A certain post in one of my Facebook groups reminded me of something from high school.

When I was in tenth grade (for the second time due to transferring schools), one of my teachers once mentioned planning to get her master’s degree. In what subject, I forgot, but I suppose I asked her about it. I really don’t remember what I said, but I do remember her answer. She told me she was pursuing it because she wanted to be able to walk into a store for a pair of $600 shoes and say she has the money for them.

I didn’t know what to think of that. To this day, I still don’t. I do now understand her intention with that answer was likely motivating me to take my own schoolwork more seriously, but that came off as an extremely shallow reason. I realize she meant she was trying to financially better herself, but surely, there was a better way to phrase it.

I won’t lie and pretend I don’t like shopping. I do, and in the last few years, clothes have made the list of what I like to shop for (when it’s of my own wishes, not someone else’s). But I don’t think there’s any article of clothing on the planet that looks so appealing, I’d be willing to give $600 for a single quantity of it. Especially not clothing that’s worn on the ground! One “talent” I do have is the tendency to give my shoes a pounding. That $600 would become a waste in 2 to 3 months.

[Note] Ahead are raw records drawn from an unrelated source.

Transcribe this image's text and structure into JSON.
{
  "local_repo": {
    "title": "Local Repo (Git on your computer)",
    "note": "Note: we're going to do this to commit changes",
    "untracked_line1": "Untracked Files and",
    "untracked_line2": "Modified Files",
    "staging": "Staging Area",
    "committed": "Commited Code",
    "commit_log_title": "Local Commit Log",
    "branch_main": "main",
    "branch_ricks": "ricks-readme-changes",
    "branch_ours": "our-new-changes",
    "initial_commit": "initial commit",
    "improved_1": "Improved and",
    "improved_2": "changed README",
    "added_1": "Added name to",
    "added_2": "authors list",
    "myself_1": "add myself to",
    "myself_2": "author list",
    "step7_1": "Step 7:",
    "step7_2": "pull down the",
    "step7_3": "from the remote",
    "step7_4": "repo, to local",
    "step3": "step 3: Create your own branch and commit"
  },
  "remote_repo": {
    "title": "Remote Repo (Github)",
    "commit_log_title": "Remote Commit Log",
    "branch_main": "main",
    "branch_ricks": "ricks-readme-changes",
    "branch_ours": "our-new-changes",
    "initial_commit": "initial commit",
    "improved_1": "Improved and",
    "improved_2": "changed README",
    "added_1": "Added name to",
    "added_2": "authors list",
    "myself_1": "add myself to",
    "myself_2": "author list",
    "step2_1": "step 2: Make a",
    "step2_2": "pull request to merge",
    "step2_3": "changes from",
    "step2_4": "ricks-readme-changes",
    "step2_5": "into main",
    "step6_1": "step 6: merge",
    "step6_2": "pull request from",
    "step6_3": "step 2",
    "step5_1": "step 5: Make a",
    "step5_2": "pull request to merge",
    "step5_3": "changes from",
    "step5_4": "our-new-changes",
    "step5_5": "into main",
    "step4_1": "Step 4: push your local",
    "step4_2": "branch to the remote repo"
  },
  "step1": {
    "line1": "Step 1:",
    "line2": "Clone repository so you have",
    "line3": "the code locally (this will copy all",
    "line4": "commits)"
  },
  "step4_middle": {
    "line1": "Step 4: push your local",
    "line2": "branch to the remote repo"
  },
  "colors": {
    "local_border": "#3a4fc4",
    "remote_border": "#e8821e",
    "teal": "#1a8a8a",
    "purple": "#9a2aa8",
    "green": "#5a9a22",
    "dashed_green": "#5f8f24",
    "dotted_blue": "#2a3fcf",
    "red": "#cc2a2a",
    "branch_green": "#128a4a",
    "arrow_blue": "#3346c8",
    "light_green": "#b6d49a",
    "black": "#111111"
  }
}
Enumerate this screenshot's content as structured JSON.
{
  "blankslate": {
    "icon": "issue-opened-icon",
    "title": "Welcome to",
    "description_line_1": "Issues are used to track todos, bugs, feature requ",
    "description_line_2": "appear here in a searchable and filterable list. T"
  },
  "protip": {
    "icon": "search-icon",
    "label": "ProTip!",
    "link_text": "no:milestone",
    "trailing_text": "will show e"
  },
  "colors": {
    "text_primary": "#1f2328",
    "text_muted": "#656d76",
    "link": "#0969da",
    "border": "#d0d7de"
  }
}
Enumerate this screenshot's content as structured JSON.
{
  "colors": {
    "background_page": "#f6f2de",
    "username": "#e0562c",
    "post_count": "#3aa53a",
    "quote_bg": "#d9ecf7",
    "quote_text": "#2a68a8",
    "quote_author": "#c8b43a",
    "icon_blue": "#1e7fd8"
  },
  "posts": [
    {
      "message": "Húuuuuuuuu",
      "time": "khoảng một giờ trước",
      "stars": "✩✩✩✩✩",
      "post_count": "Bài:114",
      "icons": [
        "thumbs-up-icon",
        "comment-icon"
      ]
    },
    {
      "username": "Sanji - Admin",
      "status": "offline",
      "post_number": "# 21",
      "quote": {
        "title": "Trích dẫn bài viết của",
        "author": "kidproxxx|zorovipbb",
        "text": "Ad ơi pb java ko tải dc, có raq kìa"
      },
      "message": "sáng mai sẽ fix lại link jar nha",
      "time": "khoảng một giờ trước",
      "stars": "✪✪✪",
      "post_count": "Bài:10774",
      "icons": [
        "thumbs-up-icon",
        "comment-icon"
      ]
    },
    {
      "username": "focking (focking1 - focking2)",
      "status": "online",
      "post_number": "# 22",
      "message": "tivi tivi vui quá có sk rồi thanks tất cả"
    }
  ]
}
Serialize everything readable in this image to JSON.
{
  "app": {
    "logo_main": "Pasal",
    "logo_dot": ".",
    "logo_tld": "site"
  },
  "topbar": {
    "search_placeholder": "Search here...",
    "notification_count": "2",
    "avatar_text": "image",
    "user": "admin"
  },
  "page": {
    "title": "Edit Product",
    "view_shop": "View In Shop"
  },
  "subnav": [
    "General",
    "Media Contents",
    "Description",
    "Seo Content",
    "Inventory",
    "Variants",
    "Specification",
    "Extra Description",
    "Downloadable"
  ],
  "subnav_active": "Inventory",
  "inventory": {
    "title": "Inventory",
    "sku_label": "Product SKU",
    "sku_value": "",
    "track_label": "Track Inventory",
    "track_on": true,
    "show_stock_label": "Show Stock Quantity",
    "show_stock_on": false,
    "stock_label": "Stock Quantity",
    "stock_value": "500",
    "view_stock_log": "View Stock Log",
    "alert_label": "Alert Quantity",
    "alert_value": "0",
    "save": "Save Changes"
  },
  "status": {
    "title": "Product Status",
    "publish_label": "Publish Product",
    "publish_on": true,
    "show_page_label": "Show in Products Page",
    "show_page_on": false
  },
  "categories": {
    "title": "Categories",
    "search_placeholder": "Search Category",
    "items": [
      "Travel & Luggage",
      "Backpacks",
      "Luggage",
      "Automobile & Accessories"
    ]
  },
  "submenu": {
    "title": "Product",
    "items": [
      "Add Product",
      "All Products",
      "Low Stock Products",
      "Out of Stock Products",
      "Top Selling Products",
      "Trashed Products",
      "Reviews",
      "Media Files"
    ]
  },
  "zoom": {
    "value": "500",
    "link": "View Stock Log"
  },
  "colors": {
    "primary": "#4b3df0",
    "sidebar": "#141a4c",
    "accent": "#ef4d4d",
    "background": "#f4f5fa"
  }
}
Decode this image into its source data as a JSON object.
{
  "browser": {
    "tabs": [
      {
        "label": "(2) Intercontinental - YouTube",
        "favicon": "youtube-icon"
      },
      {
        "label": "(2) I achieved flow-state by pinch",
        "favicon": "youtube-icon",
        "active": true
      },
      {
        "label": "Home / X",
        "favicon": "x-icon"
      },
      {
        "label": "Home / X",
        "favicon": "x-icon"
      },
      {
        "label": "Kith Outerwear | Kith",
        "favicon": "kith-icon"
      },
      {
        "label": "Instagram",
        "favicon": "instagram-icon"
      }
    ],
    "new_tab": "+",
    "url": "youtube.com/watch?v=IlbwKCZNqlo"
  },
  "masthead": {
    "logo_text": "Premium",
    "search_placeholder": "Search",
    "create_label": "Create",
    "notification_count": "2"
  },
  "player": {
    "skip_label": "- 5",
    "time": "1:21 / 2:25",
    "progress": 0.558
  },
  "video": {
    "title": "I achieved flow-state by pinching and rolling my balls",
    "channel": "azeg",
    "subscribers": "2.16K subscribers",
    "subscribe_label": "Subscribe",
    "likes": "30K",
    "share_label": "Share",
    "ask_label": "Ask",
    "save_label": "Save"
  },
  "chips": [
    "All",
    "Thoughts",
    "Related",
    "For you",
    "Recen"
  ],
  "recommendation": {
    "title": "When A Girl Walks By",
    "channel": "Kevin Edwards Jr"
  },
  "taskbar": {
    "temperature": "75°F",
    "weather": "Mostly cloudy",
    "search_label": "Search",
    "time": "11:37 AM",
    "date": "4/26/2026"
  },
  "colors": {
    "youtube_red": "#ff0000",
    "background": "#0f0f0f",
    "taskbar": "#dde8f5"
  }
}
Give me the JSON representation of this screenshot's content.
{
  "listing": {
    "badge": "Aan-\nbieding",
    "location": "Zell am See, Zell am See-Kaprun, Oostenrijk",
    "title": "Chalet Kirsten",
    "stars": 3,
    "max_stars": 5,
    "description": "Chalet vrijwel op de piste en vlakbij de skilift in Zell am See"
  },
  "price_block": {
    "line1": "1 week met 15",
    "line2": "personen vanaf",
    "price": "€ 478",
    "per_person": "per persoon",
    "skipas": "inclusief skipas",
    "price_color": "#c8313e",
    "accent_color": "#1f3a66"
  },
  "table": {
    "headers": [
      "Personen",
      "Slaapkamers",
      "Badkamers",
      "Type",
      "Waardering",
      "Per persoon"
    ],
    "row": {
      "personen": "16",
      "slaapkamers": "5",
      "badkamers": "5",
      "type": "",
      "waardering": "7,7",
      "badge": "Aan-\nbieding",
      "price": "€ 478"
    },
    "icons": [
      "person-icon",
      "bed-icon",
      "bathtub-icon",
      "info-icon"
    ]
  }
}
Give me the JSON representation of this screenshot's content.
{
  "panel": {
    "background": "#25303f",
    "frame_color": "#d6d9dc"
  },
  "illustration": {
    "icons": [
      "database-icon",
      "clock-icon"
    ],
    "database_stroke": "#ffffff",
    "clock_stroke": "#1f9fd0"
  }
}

Obviously, these are my values, but I don’t like the idea of materialism being a motivator for education. For starters, education itself is expensive. I think I’d sound very funny if I told someone I spent thousands of dollars to be able to blow thousands of dollars. That sort of reason would likely motivate only someone whose end goal was wealth. My end goal is stability, which is not synonymous with wealthiness. That doesn’t mean I’d complain if I were rich. It means it’s not necessary for me to be happy. For me, when I can say I fully support myself without living paycheck to paycheck, I’ll see myself as successful, regardless of what the number allowing me that privilege is.

For the sake of not coming off as “holier than thou”, I’ll say right now I do not think I’m better than anyone whose end goal is wealth and purchasing multi-hundred dollar clothing. If that teacher’s given reason makes sense to someone else or motivates, great. I’m just not that person. Yes, there are expensive things I do want and sometimes obtain, but those things have many more functional uses than strutting pavement, so I see them as more valuable for my own use.

I’m certainly not above materials. I have a big collection of books, games, DVDs, and dolls, as well as some smaller collectible things like jewelry, boxes, and stuff animals, and I have a $100 phone. Whenever I think about that teacher’s comment, I think about how much $600 could buy besides a single pair of shoes. Perhaps it’s only because she said shoes I found her answer very weird since shoes are meant to be worn outdoors and would naturally ruin over time from use. Maybe she was exaggerating and merely trying to emphasize a point. Maybe she thought that was the goal of all students. Or maybe it was some kind of last resort since I wasn’t an easy student to motivate. I value the job I have now over school, so she wouldn’t be entirely off the mark. Only wrong it’s money I care about most.

I do plan to return to school, but I have my own motivation and finance is only a part of them. The most important parts are somewhat intangible. And one is human.